Announcing the Union of SOA and Web 2.0

Loraine Lawson

It was bound to happen: SOA and Web 2.0 are being linked in the tech press.


When I say "linked," I know it sounds a little tabloid-esque. That's not an accident. It's because so much of what I'm reading about SOA and Web 2.0 talks about these technologies in much the same lingo that the National Enquirer and other tabloids dished about Brad Pitt leaving Jennifer Aniston for Angelina Jolie.


Don't believe me? Witness the following:


"We also delve into the ongoing heavy breathing between SOA and Web 2.0... Is this mashup of SOA and Web 2.0 a weekend dalliance? Or a love affair for life?" -- eCommerce Times


"Two of the industry's hottest buzzwords are combining to fuel one of the hottest emerging trends in the industry -- the use of Web 2.0 technologies acting as front ends to SOA back-end environments." -- eWEEK.


See what I mean?


Well, I suppose it's understandable. After all, much like Brad and Angelina, it was only a matter of time before SOA and Web 2.0 got together. So, to continue the entertainment theme, I offer you:


Top 5 Things You Need to Know about SOA and Web 2.0


5: SOA is a great architecture for creating mashups. Mashups are essentially bits of independent code -- APIs, but it could just as easily be services -- that are linked together. Theoretically, you don't need a programmer to create them, though at this point, most mashups do require a bit of coding to work. Theoretically, business users could tap services to build their own mashups. That would give you a more agile business, since business users could create apps on the fly -- and without IT central -- to address immediate business needs. But with freedom, comes responsibility, and major security and governance headaches.


4: eWEEK quotes Dan Hushon, the CTO of EMC's Grid Business Unit, as saying Web 2.0 technologies could make some WS-* stacks irrelevant. Goodbye SOAP, hello REST -- and its associated security flaws.


3: Think SOA governance is a headache? Wait until you add Web 2.0, technologies that are communal and social by nature and therefore resist -- nay, thwart -- governance. One company, Nexaweb Technologies, thinks it will solve this problem by "establishing an enterprise Web 2.0 SOA ecosystem," according to eWeek. As I understand it, the idea is to establish a strong SOA governance framework and then add existing Web 2.0 capabilities to that environment. I'm calling it "governance by affiliation."


2: Users are more likely to ask for Web 2.0 technologies than SOA or Web services, according to the CEO of Inkriti, a technology consulting company and provider of Web 2.0 solutions for customer-centric e-business. Plus, mashups can be deployed quickly, giving you a hand-up with that SOA ROI. So, hitching SOA to Web 2.0 may not be such a bad thing for SOA, even if you do nearly go into convulsions just at the mention of Anything 2.0. Think about it -- that's all I'm saying.

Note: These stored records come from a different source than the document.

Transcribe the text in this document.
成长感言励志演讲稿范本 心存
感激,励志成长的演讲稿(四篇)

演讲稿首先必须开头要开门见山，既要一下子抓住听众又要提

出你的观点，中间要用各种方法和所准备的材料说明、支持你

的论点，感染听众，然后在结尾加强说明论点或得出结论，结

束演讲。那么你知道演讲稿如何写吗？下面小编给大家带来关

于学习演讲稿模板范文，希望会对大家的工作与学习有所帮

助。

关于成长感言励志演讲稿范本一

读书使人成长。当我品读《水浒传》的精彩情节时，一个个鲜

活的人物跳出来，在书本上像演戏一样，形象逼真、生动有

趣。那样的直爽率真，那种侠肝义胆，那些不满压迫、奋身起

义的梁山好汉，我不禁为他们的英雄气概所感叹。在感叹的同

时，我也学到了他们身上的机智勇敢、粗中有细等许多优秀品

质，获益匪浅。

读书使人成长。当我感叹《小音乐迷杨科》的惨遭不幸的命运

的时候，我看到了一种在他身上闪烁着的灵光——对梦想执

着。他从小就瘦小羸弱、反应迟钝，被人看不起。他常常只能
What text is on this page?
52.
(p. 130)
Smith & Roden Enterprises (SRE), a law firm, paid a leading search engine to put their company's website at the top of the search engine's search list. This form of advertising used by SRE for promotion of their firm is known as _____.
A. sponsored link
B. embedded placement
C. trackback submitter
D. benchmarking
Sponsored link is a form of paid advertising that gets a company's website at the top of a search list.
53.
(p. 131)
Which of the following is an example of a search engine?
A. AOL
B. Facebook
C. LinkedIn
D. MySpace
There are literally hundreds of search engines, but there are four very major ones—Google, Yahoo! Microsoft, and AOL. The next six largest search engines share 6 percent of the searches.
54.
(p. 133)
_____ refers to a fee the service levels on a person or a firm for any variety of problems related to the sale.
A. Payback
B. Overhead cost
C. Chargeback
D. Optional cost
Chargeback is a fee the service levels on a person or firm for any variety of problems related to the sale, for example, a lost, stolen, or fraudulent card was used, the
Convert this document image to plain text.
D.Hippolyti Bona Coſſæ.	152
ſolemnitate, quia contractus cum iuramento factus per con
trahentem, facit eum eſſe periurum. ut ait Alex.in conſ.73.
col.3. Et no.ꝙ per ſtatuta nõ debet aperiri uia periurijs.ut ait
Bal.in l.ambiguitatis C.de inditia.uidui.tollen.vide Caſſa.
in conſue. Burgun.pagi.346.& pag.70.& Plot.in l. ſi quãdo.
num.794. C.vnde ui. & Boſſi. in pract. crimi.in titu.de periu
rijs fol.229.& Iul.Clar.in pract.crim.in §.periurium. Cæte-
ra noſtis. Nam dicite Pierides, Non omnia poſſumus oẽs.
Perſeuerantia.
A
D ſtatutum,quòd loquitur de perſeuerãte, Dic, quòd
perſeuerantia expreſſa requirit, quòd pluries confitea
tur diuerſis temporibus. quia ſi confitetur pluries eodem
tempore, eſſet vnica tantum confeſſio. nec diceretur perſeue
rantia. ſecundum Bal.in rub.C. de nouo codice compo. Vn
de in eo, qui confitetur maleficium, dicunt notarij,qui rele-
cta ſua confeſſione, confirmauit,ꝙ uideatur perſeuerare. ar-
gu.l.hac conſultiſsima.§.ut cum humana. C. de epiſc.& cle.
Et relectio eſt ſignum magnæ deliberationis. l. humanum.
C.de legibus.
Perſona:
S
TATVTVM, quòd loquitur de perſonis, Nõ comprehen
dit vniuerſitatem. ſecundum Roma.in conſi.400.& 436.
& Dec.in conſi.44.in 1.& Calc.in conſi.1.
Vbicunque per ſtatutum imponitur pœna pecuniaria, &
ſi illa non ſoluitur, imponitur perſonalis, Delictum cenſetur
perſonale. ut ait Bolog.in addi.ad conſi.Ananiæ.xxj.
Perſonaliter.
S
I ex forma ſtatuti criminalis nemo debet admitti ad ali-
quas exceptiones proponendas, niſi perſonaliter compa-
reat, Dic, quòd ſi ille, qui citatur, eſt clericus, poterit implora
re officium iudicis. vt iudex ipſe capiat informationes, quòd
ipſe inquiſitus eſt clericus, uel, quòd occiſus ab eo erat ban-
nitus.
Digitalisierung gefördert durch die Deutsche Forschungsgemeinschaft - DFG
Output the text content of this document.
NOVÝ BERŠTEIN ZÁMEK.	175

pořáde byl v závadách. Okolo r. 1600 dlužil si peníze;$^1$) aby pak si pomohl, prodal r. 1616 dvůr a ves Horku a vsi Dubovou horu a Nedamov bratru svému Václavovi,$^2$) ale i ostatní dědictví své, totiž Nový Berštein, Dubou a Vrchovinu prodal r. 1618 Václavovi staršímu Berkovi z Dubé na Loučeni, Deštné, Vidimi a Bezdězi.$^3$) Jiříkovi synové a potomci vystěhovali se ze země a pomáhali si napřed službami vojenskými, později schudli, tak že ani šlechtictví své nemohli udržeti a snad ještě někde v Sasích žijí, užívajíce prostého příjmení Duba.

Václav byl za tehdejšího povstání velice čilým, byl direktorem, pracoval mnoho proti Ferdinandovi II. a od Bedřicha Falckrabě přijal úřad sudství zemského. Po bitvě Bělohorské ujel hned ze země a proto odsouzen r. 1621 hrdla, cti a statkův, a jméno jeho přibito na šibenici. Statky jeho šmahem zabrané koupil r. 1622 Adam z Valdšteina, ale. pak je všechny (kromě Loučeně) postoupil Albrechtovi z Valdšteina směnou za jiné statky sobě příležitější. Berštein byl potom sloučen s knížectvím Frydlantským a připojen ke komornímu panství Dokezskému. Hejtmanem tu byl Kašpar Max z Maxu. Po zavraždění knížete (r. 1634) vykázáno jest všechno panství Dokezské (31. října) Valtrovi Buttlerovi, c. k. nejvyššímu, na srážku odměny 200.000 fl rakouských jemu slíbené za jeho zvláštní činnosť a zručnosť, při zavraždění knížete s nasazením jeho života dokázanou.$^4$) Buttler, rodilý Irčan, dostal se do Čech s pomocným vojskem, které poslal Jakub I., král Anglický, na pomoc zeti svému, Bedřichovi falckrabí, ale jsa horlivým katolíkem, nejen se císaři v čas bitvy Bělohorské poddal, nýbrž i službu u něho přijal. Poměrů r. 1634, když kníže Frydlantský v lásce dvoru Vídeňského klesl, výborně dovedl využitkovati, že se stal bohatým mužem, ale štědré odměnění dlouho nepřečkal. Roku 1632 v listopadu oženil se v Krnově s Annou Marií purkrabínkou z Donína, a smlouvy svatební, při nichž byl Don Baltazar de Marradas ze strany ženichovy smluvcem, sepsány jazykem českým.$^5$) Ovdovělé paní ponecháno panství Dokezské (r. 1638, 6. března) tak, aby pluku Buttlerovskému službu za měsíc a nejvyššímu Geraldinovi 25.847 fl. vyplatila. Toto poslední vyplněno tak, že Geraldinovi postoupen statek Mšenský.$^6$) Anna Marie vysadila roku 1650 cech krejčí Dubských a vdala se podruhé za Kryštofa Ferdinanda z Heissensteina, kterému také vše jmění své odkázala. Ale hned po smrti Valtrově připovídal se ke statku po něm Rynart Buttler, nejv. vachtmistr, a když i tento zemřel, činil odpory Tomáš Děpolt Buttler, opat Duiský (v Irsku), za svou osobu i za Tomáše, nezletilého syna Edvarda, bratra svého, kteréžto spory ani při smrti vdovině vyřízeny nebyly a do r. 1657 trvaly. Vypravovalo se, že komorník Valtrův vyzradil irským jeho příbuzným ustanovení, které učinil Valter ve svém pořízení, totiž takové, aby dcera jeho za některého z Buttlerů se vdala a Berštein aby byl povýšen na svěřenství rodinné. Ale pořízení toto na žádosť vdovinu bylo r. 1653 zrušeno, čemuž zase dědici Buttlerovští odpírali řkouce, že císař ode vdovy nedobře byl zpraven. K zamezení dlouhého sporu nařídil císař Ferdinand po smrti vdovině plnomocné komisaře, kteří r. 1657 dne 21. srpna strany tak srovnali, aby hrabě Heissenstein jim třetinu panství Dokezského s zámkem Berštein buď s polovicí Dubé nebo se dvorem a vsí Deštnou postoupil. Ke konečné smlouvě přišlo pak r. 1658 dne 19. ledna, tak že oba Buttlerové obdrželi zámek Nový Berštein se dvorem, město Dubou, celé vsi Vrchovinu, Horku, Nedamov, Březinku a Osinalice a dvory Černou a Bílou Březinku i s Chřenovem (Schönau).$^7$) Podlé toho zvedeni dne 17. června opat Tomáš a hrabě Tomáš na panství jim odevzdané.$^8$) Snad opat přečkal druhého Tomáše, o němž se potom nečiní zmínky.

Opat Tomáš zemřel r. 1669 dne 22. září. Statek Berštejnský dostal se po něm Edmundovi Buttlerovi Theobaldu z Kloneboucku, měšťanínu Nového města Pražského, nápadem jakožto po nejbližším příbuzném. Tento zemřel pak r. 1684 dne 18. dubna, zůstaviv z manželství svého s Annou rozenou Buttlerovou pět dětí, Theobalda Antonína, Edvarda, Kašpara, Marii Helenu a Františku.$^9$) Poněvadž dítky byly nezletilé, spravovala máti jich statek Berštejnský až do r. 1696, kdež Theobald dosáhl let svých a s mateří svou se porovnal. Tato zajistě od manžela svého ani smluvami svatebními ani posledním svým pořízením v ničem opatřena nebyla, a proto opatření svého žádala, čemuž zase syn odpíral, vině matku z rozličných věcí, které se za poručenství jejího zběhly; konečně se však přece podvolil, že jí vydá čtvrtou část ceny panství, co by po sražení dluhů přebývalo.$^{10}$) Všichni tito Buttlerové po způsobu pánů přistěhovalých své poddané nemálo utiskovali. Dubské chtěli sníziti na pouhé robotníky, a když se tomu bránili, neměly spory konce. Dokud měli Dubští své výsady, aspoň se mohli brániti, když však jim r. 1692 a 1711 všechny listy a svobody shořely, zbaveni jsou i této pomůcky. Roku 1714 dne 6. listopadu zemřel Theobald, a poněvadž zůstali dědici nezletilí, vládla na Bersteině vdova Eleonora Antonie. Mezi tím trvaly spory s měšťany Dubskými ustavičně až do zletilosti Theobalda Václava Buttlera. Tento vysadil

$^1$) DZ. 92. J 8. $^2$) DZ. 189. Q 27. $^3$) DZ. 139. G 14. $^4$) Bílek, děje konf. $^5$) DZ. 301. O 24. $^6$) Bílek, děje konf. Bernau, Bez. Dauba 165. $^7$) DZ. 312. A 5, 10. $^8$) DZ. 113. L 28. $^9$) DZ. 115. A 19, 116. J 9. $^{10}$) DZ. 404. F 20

And the number one thing you need to know about SOA and Web 2.0...


There are some really cool, exciting business reasons for this alliance. eWEEK relates how LeapFrog -- better known for its alphabet-reciting, singing frogs and tadpoles for children -- is using Web 2.0 and SOA technologies to create products that interact with its web site. Its pentop computer system, called Fly Fusion, downloads content and educational material. Still, you've got at least a year and a half to two years before you see widespread use of Web 2.0 and SOA on mainstream web sites or products, according to the eWeek article.


And hopefully by then, we also won't be reading about Brad Pitt and Angelina Jolie every time we go to the grocery store.